Pfefferpotthast
- Place of origin: Germany
- Region or state: Westphalia
- Main ingredients: Beef, pepper, lard, onions, lemon, bay leaves, cloves, pumpernickel

= Pfefferpotthast =

German dish

Pfefferpotthast (/de/; Piäpperpottharst) is a traditional German stew. It comes from the cuisine of Westphalia.

== Preparation ==
In a traditional Pfefferpotthast, beef seared in lard and sautéed onions are simmered with spices such as bay leaves and cloves until they fall apart. It is seasoned with pepper and sometimes capers and lemon juice. Pfefferpotthast is thickened with pumpernickel bread crumbs instead of flour to make a stew.

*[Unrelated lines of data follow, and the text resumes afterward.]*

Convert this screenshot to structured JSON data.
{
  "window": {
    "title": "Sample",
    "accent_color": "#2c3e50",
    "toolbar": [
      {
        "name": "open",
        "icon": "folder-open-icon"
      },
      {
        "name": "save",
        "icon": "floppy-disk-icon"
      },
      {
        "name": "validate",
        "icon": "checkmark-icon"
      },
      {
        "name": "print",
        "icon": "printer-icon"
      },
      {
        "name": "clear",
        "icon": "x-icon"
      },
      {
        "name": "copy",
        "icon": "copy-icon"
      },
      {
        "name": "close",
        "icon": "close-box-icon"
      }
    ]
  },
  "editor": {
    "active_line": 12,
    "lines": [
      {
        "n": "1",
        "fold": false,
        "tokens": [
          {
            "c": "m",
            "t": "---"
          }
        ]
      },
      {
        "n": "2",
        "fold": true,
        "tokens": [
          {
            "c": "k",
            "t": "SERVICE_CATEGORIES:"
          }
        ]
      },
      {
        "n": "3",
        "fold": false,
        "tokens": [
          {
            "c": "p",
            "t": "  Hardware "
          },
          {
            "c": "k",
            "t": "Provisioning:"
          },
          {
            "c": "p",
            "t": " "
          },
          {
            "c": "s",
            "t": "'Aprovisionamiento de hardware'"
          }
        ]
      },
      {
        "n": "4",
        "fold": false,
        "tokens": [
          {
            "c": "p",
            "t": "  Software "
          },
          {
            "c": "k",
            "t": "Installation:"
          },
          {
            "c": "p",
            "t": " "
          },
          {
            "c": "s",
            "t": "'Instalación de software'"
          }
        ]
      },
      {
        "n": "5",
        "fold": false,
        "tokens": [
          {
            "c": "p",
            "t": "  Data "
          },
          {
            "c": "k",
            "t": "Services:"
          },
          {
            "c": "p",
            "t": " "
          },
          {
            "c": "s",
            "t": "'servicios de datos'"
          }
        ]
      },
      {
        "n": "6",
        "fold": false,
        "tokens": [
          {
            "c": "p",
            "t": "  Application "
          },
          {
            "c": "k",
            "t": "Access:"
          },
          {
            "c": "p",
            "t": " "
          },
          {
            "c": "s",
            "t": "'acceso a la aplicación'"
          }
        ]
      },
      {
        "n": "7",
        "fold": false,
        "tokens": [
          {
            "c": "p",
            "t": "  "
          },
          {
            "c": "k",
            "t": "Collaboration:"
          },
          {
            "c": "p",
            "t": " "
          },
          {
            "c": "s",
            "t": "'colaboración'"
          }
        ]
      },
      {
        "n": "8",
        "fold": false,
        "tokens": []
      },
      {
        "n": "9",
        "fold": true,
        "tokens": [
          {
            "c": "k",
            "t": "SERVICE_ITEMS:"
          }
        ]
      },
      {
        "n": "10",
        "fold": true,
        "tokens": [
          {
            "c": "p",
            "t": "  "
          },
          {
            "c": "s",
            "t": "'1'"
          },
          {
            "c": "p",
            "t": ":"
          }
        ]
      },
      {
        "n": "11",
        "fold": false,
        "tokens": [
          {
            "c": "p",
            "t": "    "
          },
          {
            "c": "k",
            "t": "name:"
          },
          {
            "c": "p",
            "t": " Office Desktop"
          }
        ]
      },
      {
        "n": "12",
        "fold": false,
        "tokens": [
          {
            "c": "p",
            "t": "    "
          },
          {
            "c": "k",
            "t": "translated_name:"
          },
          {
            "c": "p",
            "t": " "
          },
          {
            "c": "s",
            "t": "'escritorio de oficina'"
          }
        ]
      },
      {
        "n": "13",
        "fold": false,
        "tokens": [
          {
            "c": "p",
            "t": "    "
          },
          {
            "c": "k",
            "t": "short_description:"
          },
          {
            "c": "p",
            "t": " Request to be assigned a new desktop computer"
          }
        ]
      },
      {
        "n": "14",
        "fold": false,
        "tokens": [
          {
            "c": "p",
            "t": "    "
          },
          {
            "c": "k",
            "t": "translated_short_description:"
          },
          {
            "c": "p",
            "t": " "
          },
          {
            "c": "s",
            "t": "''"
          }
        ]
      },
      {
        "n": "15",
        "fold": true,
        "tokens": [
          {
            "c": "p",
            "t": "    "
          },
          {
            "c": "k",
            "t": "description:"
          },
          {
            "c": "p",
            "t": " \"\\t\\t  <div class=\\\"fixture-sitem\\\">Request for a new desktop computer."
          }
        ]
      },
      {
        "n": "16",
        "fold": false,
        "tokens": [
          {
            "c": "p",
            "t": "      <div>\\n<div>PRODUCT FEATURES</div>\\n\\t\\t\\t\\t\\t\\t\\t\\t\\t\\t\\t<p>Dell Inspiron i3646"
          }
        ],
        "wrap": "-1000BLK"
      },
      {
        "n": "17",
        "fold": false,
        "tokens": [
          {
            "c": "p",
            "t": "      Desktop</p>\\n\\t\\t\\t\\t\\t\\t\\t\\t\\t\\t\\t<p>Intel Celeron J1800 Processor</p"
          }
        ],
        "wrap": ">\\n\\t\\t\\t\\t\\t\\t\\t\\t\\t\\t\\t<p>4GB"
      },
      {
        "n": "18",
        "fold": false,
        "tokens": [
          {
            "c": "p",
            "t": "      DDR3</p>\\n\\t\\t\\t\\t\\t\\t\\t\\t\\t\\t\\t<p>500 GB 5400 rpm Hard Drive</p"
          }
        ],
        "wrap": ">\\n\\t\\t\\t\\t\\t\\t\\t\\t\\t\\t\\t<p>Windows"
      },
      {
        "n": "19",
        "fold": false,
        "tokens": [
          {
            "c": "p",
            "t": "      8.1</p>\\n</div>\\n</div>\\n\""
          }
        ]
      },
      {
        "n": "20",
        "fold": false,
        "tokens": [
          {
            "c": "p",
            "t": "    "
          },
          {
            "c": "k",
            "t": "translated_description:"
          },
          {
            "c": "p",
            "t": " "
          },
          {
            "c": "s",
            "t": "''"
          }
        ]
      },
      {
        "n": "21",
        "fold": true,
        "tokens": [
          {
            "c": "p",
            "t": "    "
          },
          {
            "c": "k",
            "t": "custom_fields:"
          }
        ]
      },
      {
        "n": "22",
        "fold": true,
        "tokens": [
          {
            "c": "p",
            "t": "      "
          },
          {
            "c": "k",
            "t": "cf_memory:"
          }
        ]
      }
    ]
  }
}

In the summer, it is served with boiled potatoes and salad. In the winter, it is served with pickled cucumbers and beetroot.

== History and customs ==
The dish was first mentioned in a story on Agnes von der Vierbecke written in 1378 in Dortmund. The name is a combination of the German words for "pepper," "pot," and "boiled meat." The significance of the word "pfeffer" is not clear. It could be an indication that it is seasoned with pepper, but it is more likely that it indicates any heavily seasoned broth or dish.

In some cities, it is customary to serve this dish in autumn. In Dortmund, the Pfefferpotthastfest is celebrated annually in autumn in Alter Markt. In Westhofen, the Pfefferpotthast is a characteristic part of Sup Peiter, the day that marks the end of winter.